There are many other bases that  behave in the same way as the standard basis.  As such, we will study:

1.    $$\textit{Orthogonal bases}$$ $$\{v_{1}, \ldots, v_{n} \}$$:
$v_{i}\cdot v_{j}=0 \textit{ if } i\neq j\, .$
In other words, all vectors in the basis are perpendicular.

2.    $$\textit{Orthonormal bases}$$ $$\{u_{1}, \ldots, u_{n} \}$$:
$u_{i}\cdot u_{j} = \delta_{ij}.$
In addition to being orthogonal, each vector has unit length.
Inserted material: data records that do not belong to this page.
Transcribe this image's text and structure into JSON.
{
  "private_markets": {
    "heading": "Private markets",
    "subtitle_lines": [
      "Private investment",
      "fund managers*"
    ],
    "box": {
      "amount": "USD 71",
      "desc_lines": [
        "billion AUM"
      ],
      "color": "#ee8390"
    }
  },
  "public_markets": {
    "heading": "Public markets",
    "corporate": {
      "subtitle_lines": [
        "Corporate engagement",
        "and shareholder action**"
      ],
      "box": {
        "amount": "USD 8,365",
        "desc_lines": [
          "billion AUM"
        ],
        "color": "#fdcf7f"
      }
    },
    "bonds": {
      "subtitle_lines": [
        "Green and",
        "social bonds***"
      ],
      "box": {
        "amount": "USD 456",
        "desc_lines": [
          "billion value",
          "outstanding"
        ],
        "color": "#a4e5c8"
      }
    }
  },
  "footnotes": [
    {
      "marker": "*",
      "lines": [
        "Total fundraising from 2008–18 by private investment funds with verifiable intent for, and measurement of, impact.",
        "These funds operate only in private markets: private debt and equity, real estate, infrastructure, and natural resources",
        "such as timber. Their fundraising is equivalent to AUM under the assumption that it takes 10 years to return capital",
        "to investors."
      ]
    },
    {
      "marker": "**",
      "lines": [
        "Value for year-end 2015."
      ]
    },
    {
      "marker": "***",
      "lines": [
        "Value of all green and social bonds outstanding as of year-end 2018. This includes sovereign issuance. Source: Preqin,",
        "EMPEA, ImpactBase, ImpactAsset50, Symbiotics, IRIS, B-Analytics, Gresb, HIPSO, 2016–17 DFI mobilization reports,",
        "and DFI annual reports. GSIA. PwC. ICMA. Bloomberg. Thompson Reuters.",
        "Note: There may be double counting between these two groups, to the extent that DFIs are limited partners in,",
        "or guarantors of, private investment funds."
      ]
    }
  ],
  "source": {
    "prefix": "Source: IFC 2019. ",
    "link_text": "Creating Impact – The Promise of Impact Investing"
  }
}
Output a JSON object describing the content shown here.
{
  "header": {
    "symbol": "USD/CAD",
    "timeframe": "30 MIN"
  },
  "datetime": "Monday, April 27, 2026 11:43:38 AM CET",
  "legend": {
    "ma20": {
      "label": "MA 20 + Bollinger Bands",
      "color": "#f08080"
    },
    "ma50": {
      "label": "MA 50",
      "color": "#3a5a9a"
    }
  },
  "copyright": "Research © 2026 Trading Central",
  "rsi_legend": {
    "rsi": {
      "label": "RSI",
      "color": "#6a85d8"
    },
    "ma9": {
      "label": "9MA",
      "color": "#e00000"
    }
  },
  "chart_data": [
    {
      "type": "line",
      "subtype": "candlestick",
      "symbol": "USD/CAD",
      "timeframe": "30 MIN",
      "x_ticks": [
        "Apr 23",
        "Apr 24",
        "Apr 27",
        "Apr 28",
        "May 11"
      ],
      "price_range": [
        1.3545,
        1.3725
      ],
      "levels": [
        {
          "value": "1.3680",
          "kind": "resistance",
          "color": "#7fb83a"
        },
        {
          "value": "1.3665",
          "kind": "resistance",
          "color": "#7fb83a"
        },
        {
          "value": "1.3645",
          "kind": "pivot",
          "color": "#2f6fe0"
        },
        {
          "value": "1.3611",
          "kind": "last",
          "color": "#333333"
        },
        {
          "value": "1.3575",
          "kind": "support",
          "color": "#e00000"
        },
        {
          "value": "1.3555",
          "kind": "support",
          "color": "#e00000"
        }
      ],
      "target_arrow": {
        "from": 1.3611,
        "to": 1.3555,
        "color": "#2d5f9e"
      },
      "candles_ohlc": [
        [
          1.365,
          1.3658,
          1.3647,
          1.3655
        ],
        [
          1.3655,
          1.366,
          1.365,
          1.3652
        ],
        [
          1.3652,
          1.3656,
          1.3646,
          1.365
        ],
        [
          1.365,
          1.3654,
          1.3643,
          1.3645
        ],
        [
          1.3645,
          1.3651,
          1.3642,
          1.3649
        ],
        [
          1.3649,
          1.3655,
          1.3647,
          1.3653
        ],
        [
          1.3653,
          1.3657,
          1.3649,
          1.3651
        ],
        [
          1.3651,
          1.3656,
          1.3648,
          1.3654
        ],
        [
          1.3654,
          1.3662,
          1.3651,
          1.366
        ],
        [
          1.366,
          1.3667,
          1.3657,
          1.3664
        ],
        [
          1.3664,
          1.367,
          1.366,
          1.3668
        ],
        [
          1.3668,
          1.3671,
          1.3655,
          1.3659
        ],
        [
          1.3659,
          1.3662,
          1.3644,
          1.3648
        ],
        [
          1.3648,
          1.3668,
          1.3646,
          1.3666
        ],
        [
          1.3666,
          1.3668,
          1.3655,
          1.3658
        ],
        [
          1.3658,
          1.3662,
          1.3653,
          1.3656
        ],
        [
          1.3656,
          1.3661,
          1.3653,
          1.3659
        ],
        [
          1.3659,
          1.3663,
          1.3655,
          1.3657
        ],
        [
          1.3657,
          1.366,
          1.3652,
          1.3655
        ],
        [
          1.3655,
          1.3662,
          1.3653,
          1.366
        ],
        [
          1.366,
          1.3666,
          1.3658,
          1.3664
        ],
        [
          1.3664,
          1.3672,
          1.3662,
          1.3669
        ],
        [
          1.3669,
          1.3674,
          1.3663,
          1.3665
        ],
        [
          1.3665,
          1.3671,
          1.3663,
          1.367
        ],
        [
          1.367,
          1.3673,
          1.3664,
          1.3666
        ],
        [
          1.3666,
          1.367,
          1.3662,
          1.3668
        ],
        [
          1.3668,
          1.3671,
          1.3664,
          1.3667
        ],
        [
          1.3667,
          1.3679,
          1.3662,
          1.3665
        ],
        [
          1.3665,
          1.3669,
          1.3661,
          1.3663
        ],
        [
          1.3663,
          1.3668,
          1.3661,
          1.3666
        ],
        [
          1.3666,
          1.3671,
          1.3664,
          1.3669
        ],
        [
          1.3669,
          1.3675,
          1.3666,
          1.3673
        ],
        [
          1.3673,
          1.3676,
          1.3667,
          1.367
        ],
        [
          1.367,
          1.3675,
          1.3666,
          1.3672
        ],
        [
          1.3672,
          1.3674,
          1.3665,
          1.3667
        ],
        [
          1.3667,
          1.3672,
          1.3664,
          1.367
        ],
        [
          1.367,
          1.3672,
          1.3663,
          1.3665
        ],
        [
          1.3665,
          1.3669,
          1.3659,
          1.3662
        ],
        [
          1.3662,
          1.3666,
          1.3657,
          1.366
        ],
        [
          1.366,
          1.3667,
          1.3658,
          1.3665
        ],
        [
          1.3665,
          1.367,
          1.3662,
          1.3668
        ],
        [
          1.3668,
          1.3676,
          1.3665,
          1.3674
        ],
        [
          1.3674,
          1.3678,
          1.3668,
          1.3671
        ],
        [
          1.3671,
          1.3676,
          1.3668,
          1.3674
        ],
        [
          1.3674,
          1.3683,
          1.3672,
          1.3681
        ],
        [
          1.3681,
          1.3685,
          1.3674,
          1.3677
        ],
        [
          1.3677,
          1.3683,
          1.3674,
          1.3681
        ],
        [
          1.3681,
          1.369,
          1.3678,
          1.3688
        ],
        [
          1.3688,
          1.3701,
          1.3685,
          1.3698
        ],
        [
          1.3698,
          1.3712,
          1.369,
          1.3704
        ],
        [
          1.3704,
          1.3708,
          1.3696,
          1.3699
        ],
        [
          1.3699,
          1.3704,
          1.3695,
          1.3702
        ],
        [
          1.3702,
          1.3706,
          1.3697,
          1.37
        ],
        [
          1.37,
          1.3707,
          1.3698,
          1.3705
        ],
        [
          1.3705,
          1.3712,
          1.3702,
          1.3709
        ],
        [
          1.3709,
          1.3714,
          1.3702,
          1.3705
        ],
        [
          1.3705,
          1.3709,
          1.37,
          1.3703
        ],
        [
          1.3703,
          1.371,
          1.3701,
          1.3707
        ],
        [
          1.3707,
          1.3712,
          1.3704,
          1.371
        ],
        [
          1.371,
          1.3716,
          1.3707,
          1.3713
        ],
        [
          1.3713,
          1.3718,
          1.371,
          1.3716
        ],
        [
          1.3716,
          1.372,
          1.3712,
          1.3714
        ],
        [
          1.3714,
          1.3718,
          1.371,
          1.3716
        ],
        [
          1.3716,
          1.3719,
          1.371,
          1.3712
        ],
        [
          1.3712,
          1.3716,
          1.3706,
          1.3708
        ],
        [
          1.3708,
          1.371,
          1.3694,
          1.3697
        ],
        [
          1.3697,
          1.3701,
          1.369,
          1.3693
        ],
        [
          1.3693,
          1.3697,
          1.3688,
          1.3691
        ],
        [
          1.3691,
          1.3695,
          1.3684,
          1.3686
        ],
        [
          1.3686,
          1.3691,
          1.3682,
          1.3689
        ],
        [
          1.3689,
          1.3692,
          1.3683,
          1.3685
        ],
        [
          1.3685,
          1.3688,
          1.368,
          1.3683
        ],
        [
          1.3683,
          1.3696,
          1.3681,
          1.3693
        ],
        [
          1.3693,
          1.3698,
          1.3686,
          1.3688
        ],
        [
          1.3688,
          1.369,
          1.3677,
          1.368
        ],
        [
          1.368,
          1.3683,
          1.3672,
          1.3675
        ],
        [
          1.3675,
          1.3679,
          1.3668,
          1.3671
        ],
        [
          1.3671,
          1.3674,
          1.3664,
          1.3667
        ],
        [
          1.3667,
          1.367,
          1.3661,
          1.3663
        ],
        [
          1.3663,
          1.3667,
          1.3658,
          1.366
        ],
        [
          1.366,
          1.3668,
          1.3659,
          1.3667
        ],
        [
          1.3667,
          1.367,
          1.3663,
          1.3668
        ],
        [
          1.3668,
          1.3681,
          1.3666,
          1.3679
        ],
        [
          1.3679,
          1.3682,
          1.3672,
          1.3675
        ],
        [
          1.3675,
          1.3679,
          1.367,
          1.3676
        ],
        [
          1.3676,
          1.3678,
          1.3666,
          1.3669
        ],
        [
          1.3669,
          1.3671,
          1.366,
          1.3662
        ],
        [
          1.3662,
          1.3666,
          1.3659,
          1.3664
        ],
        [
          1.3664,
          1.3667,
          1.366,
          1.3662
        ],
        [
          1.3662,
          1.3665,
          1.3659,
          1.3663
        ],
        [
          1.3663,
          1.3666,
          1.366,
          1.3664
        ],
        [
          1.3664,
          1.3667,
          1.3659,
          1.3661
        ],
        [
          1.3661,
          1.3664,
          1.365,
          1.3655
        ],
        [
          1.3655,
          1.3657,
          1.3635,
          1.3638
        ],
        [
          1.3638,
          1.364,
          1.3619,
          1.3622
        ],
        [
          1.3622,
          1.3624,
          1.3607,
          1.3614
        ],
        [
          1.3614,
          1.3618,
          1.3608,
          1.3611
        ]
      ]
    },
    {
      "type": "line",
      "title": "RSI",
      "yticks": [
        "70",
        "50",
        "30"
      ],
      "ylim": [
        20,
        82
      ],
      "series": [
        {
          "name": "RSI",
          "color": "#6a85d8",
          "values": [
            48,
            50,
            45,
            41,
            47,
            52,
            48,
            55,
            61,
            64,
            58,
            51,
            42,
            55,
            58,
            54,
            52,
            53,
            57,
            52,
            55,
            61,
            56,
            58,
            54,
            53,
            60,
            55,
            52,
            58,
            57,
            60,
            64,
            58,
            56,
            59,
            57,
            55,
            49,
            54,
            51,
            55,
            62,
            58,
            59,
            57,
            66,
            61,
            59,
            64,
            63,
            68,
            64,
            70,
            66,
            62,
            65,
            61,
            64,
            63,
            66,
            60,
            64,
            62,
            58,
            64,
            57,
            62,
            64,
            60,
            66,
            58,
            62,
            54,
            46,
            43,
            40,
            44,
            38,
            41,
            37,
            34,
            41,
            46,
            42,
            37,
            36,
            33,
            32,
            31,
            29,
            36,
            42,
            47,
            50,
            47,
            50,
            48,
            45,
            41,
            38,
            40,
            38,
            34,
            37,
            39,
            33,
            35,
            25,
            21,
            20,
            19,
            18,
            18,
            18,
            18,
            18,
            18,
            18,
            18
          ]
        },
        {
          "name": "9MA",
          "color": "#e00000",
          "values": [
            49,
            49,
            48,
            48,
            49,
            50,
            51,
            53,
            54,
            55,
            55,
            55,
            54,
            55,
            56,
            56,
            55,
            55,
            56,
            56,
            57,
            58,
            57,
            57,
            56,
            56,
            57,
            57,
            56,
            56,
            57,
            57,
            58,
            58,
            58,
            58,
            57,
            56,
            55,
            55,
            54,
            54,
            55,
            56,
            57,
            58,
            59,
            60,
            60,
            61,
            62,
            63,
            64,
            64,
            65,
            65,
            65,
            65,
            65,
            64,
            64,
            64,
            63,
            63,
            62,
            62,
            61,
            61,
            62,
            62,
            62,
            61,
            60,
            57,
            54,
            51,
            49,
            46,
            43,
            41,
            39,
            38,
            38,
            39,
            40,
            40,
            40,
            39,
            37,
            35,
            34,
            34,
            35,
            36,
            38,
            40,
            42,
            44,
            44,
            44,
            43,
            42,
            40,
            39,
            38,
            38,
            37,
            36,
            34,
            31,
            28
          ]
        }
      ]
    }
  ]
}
Suppose $$T=\{u_{1}, \ldots, u_{n} \}$$ is an orthonormal basis for $$\Re^{n}$$.  Because $$T$$ is a basis, we can write any vector $$v$$ uniquely as a linear combination of the vectors in $$T$$:
$v=c^{1}u_{1}+\cdots c^{n}u_{n}.$
Since $$T$$ is orthonormal, there is a very easy way to find the coefficients of this linear combination.  By taking the dot product of $$v$$ with any of the vectors in $$T$$, we get:
\begin{eqnarray*}
v\cdot u_{i} &=& c^{1}u_{1}\cdot u_{i} + \cdots + c^{i}u_{i}\cdot u_{i} + \cdots + c^{n}u_{n}\cdot u_{i} \\
& = & c^{1}\cdot 0 + \cdots + c^{i}\cdot 1 + \cdots + c^{n}\cdot 0 \\
& = & c^{i}, \\
\Rightarrow\, c^{i} &=& v\cdot u_{i} \\
\Rightarrow\  v &=& (v\cdot u_{1}) u_{1} + \cdots + (v\cdot u_{n})u_{n}\\
&=& \sum_{i} (v\cdot u_{i})u_{i}.
\end{eqnarray*}

This proves the theorem:

Theorem

For an orthonormal basis $$\{u_{1}, \ldots, u_{n} \}$$, any vector $$v$$ can be expressed as
$v =\sum_{i} (v\cdot u_{i})u_{i}.$